Sunday, March 20, 2011
Quilting Bee Of Women??
This has been flitting around in my brain for a couple of months now...starting the Quilting Bee again. I have missed our chats. I loved doing this in a class form..but honestly..I missed that is was just something that we did as a whole...no cost or passwords..just here..with me and you...and a cup of coffee..and a treat.
I will throw one out there and see what you all think. I have set out some delicious cupcakes for everyone...lemon, vanilla, chocolate..you name it..those sweet little ones that are for sale everywhere..please help yourself! Of course there is Kona coffee and every kind of tea you can imagine!! I did not forget the yogurt and granola either! So grab a cup and a cupcake and make yourself at home. Pull up a chair and let's dive into a new quilt!
I read a book by Debbie Macomber last week "Between Friends"..about a couple of friends and their walk through life together. It chronicles their life through correspondence. It made me think about choices I have made and where I had been. It made me think about why we look back so often and feel sadness. Sadness for the loss of who we were..who we could have been.. regret. I also felt fondness for who I was..what I experienced..way back when. Like somehow I had my greatest me thirty years ago!

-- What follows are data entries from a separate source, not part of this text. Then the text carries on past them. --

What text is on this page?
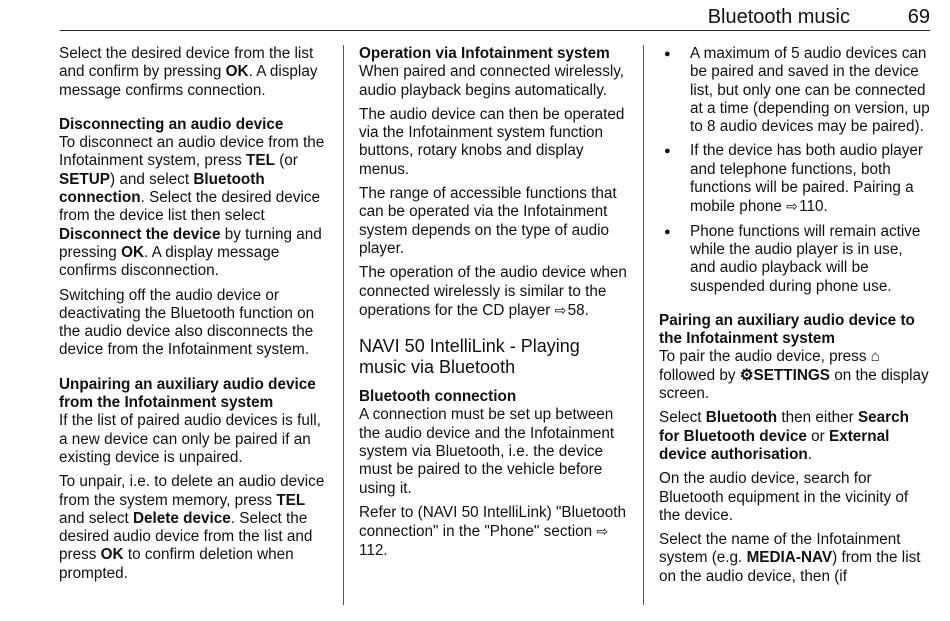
Bluetooth music	69

Select the desired device from the list and confirm by pressing OK. A display message confirms connection.

Disconnecting an audio device

To disconnect an audio device from the Infotainment system, press TEL (or SETUP) and select Bluetooth connection. Select the desired device from the device list then select Disconnect the device by turning and pressing OK. A display message confirms disconnection.

Switching off the audio device or deactivating the Bluetooth function on the audio device also disconnects the device from the Infotainment system.

Unpairing an auxiliary audio device from the Infotainment system

If the list of paired audio devices is full, a new device can only be paired if an existing device is unpaired.

To unpair, i.e. to delete an audio device from the system memory, press TEL and select Delete device. Select the desired audio device from the list and press OK to confirm deletion when prompted.

Operation via Infotainment system

When paired and connected wirelessly, audio playback begins automatically.

The audio device can then be operated via the Infotainment system function buttons, rotary knobs and display menus.

The range of accessible functions that can be operated via the Infotainment system depends on the type of audio player.

The operation of the audio device when connected wirelessly is similar to the operations for the CD player ⇨ 58.

NAVI 50 IntelliLink - Playing music via Bluetooth
Bluetooth connection

A connection must be set up between the audio device and the Infotainment system via Bluetooth, i.e. the device must be paired to the vehicle before using it.

Refer to (NAVI 50 IntelliLink) "Bluetooth connection" in the "Phone" section ⇨ 112.

● A maximum of 5 audio devices can be paired and saved in the device list, but only one can be connected at a time (depending on version, up to 8 audio devices may be paired).
● If the device has both audio player and telephone functions, both functions will be paired. Pairing a mobile phone ⇨ 110.
● Phone functions will remain active while the audio player is in use, and audio playback will be suspended during phone use.
Pairing an auxiliary audio device to the Infotainment system

To pair the audio device, press ⌂ followed by ⚙SETTINGS on the display screen.

Select Bluetooth then either Search for Bluetooth device or External device authorisation.

On the audio device, search for Bluetooth equipment in the vicinity of the device.

Select the name of the Infotainment system (e.g. MEDIA-NAV) from the list on the audio device, then (if
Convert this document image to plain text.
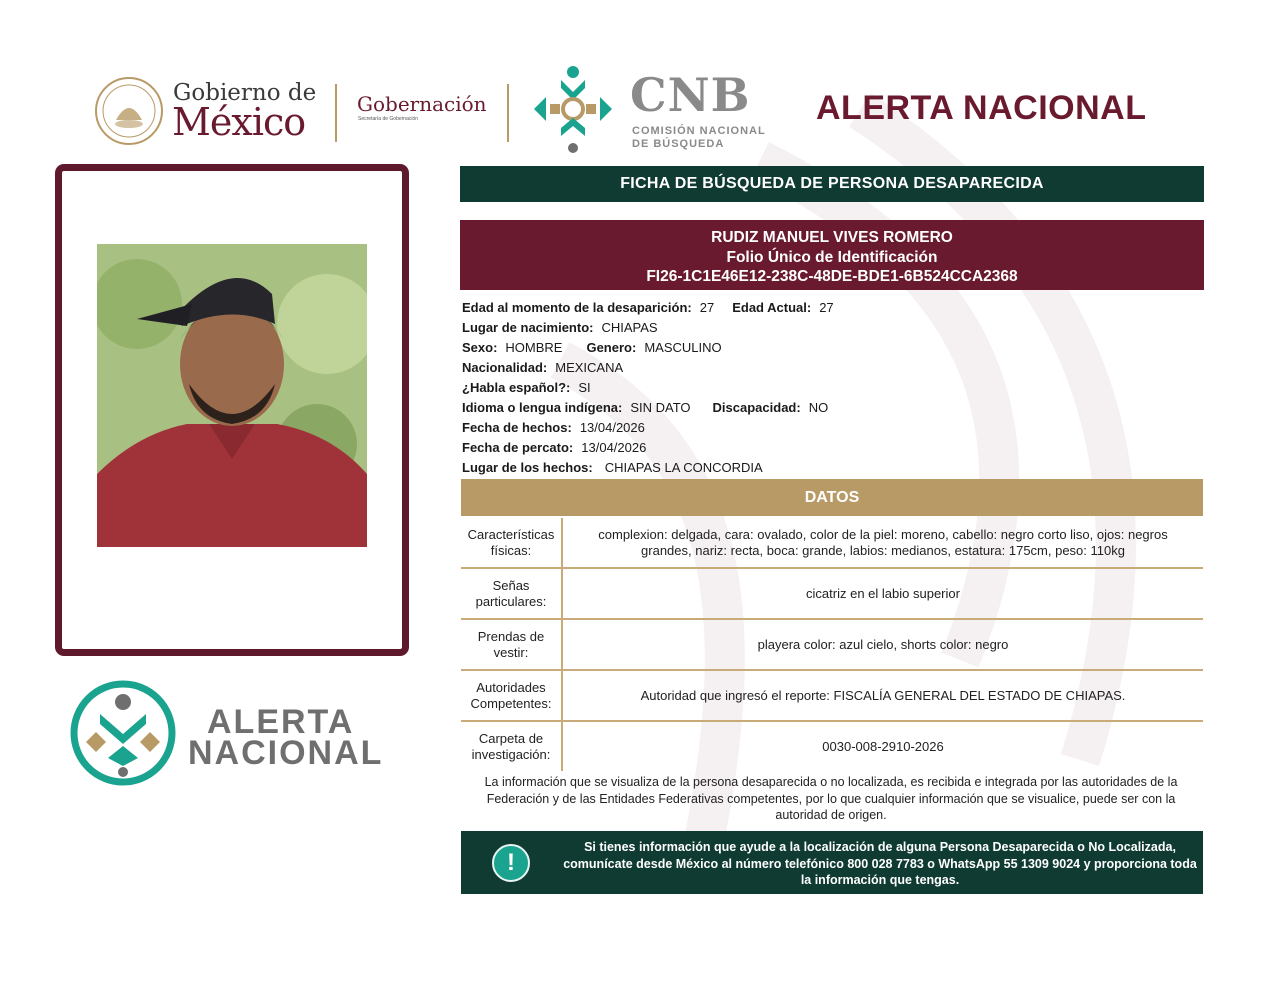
Gobierno de
México	Gobernación
Secretaría de Gobernación	CNB
COMISIÓN NACIONAL
DE BÚSQUEDA
ALERTA NACIONAL
ALERTA
NACIONAL
FICHA DE BÚSQUEDA DE PERSONA DESAPARECIDA
RUDIZ MANUEL VIVES ROMERO
Folio Único de Identificación
FI26-1C1E46E12-238C-48DE-BDE1-6B524CCA2368
Edad al momento de la desaparición: 27 Edad Actual: 27
Lugar de nacimiento: CHIAPAS
Sexo: HOMBRE Genero: MASCULINO
Nacionalidad: MEXICANA
¿Habla español?: SI
Idioma o lengua indígena: SIN DATO Discapacidad: NO
Fecha de hechos: 13/04/2026
Fecha de percato: 13/04/2026
Lugar de los hechos: CHIAPAS LA CONCORDIA
DATOS
Características físicas:
complexion: delgada, cara: ovalado, color de la piel: moreno, cabello: negro corto liso, ojos: negros grandes, nariz: recta, boca: grande, labios: medianos, estatura: 175cm, peso: 110kg
Señas particulares:
cicatriz en el labio superior
Prendas de vestir:
playera color: azul cielo, shorts color: negro
Autoridades Competentes:
Autoridad que ingresó el reporte: FISCALÍA GENERAL DEL ESTADO DE CHIAPAS.
Carpeta de investigación:
0030-008-2910-2026
La información que se visualiza de la persona desaparecida o no localizada, es recibida e integrada por las autoridades de la Federación y de las Entidades Federativas competentes, por lo que cualquier información que se visualice, puede ser con la autoridad de origen.
!
Si tienes información que ayude a la localización de alguna Persona Desaparecida o No Localizada, comunícate desde México al número telefónico 800 028 7783 o WhatsApp 55 1309 9024 y proporciona toda la información que tengas.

I loved the book(I do love her stories!)..but seriously it made me sad..and of course that is when my Muse decides to have a chat with me. Seriously...did I really think that my very best me was presented years ago..the best, most exciting things happened to me when I was 18? That standout performance in Grease..or that trophy won on my horse..that art award? Or maybe it was that one dear friend that I lost touch with..that best friend? Do we look back and feel melancholy because we feel our best has already been lived? Wow...ok that was news to me.
I turned 50 this year..you all know this..but the surprise for me was all the stuff that came along with it...like the above stuff. I felt Melancholy for the past. So..my Muse started prompting me to seriously look at that..
Me at about 17 on the left..my neice Tamara (now 35) and my sister Anne!
"OK Sarah...what amazing things have you done in the last thirty years since you sang in Grease? What have you created, offered up, learned, birthed that tops being on stage at 18???? SERIOUSLY!!??"
Wow well....let's see..I have had five amazing kiddos!! I have helped raise dozens more through my teaching..I have developed my art to the point that it makes me happy and I think others too. I have walked through hell and back and survived a stronger woman. Oh...ok I get it...I am mired in the past..and forgetting to acknowledge what glories I have had since..and now..and could have!!! OY...I am not looking forward to the amazing things to come. WOW...I was stuck in who I was..not who I am. Seriously..you could not pay me to go back there..so why do I put such weight on who I was then? I am thinking because I bought into the whole...being older is not a good thing! Geesh..seriously?
"Yup you have been wallowing in the past glories..and forgotten to see the glory of now..the joys you have and those to come. I am not saying throw them away, those joys...just put them in proper perspective! Do ya get it now?"
Uhmmmm..yup..thank you..will have to chew on this for a bit..update my database..seems I am working with an old one...REALLY OLD!!
So I am going to grab a cup of coffee and a bitsy lemon cupcake! What do ya think..do you find that your working from an old data base..forgetting to add new glories? Are you busy reliving the past glories..and forgetting what amazing women(and men) you are? Please share with us a past glory and then please tell me what glory you should be (or are) celebrating now! Cause I wanna know!!